Avec l’autorisation du gouvernement malien pour l’importation de moustiques mâles stériles génétiquement modifiés sans impulsion génétique en septembre 2019, les recherches des scientifiques de Target Malaria sont en cours, partant d’étapes les moins compliqués vers les plus compliqués.

« La première étape était d’utiliser un moustique génétiquement modifié sans l’impulsion génétique. L’idée c’était de renforcer les capacités de nos équipes, les former et se rassurer qu’on pouvait répondre à toutes les normes internationales dans le cadre de l’élevage des moustiques génétiquement modifiées », confie Dr. Mamadou Coulibaly.

« Pour cela il fallait aller avec une souche moins complexe. Nous avons fait deux ans de travaux au laboratoire. Nous avons fait quelques tests sur des moustiques génétiquement modifiés. Puisque ce sont des mâles stériles il fallait se rassurer si la stérilité était dans la population, ce qui était le cas. Il fallait vérifier aussi si ces moustiques pouvaient être tués par des insecticides, et si le gène était transférable d’un patrimoine génétique à un autre », poursuit le scientifique. Des tests qui, à l’en croire, ont donné des résultats positifs.

Target Malaria Mali a conclu en 2021 ses études en milieu confiné sur le moustique mâle stérile génétiquement modifié sans impulsion génétique au sein de l’insectarium de niveau 2 de confinement d’arthropodes (Arthropod Containment Level-2) au centre de recherche et de formation sur le paludisme (MRTC).

Les moustiques mâles stériles ont été modifiés pour que seuls les mâles soient stériles. Pour obtenir ces mâles stériles, les chercheurs ont utilisé un gène de la nucléase qui, lorsque activé pendant la production du sperme, fragmente le chromosome X du sperme et de l’ovule lors de la fécondation.

« Ainsi, lorsque ces moustiques mâles sans impulsion génétique s’accouplent avec des femelles, les œufs pondus par les femelles n’éclosent pas et donc aucune progéniture n’est produite. Les femelles modifiées de cette souche sont cependant fertiles, ce qui permet à la reproduction de se produire en laboratoire dans des conditions de gestion spécifiques », détaille une note de Target Malaria Mali, présentant les résultats des études en laboratoires de l’expérience.

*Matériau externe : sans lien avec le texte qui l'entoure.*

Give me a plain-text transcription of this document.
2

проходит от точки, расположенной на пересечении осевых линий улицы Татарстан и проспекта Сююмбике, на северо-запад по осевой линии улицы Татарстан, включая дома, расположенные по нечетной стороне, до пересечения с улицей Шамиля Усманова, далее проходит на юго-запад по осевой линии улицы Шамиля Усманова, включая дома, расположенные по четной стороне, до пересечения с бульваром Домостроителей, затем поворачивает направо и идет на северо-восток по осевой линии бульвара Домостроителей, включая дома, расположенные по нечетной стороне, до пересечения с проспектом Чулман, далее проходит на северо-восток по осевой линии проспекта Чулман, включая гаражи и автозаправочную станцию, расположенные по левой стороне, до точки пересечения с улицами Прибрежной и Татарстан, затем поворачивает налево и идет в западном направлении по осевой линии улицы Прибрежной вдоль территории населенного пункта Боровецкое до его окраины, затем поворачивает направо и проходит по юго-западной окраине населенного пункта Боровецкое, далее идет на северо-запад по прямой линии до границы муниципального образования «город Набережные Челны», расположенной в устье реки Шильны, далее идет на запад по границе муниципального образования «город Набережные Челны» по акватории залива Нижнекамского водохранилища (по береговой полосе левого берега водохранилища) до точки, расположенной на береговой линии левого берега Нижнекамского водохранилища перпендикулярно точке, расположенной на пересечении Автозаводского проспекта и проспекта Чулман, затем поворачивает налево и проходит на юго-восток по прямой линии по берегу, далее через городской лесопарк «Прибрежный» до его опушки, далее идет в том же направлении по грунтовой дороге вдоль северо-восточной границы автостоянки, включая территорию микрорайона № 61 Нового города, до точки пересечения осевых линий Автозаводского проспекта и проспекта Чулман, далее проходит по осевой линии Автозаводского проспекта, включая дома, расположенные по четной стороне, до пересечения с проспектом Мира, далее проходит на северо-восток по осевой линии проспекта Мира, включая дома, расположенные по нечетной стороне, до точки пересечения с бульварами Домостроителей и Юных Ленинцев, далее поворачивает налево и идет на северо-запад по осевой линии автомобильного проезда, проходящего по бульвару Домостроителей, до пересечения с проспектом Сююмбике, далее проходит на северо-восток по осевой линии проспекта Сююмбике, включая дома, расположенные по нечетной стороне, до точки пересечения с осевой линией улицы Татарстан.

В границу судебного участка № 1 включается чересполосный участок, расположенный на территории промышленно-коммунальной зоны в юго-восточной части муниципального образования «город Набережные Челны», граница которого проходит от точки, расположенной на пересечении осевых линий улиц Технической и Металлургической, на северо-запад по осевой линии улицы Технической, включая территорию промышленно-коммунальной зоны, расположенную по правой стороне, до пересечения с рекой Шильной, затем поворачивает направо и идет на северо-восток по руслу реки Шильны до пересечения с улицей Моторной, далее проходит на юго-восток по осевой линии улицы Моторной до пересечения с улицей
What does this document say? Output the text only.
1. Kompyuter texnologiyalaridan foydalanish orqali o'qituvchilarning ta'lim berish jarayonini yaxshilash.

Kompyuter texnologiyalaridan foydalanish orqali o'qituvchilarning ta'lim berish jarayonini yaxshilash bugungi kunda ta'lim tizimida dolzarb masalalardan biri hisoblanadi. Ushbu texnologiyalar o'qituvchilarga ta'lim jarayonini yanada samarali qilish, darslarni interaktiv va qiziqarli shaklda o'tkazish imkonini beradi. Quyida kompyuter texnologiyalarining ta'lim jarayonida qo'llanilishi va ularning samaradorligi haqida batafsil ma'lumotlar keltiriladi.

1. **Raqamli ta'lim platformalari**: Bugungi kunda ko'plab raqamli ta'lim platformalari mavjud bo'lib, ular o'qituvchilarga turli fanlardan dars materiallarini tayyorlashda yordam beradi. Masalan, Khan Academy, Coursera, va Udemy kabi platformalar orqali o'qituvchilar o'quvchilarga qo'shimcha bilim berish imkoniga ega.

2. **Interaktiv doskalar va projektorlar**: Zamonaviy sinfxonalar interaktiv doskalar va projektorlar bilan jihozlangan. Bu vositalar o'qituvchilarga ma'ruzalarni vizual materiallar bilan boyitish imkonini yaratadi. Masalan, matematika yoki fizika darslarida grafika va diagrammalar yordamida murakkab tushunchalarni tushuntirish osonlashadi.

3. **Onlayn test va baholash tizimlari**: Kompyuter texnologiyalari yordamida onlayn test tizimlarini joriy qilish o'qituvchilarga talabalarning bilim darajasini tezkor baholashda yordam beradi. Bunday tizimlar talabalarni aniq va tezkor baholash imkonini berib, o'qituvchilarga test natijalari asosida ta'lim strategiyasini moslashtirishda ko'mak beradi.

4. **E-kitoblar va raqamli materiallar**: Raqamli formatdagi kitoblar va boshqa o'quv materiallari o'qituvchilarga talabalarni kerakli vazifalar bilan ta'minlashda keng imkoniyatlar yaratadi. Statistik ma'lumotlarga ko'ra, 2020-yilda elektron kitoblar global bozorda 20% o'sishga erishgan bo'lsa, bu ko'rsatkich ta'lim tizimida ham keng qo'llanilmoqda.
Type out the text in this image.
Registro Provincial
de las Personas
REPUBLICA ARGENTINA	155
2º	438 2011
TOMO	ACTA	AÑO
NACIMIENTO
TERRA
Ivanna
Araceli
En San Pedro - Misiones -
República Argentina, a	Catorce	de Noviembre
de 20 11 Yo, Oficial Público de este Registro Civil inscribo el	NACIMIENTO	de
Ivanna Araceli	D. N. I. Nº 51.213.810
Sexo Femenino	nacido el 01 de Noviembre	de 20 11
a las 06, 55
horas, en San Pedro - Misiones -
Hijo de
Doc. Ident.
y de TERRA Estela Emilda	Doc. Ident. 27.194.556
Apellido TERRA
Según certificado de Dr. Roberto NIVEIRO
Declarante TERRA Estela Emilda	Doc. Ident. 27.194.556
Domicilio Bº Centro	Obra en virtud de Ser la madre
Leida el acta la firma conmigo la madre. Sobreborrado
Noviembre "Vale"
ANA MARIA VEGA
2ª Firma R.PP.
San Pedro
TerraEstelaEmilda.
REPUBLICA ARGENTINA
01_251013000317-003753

Au Burkina Faso, où les travaux sur la modification génétique des moustiques sont un peu plus avancés il y a déjà eu un lâcher de moustiques génétiquement modifiés mâles stériles suivi également de très bons résultats.  Cela a permis notamment d’observer comment ces moustiques se comportaient, à quels distance ils pouvaient aller,  ou s’ils allaient trouver le regroupement des femelles  pour la reproduction.

Renforcer les capacités

Au Mali, la communauté scientifique reste optimiste quant à l’opérationnalisation dans les prochaines années de la technologie d’impulsion génétique dans le cadre de la lutte contre le paludisme.

Aussi, elle a décidé de changer de cap à l’avenir et de s’appesantir sur un renforcement de capacités des scientifiques, des régulateurs et d’autres professionnels qui seront impliqués dans la gestion de cette technologie.

« Nous avons  décidé de laisser le cap du développement et de s’investir dans le renforcement des capacités , former nos équipes pour que celles-ci en forment d’autres que ce soit au Mali ou dans la sous-région sur ces nouvelles technologies de telle sorte que quand le moment du déploiement de ces technologies va arriver, les gens soient déjà bien aguerris et les comprennent », indique Dr. Mamadou Coulibaly.

Selon lui, différentes façon peuvent permettre  de vérifier l’impact de la technologie une fois qu’elle sera déployée, dans les prochaines années.  « Si l’idée est de réduire la population de moustiques, on peut mettre en place un système de monitoring pour voir si la densité ou l’abondance de cette population diminue. Il faudrait aussi voir la prévalence et l’incidence du paludisme, si cela diminue ou pas ».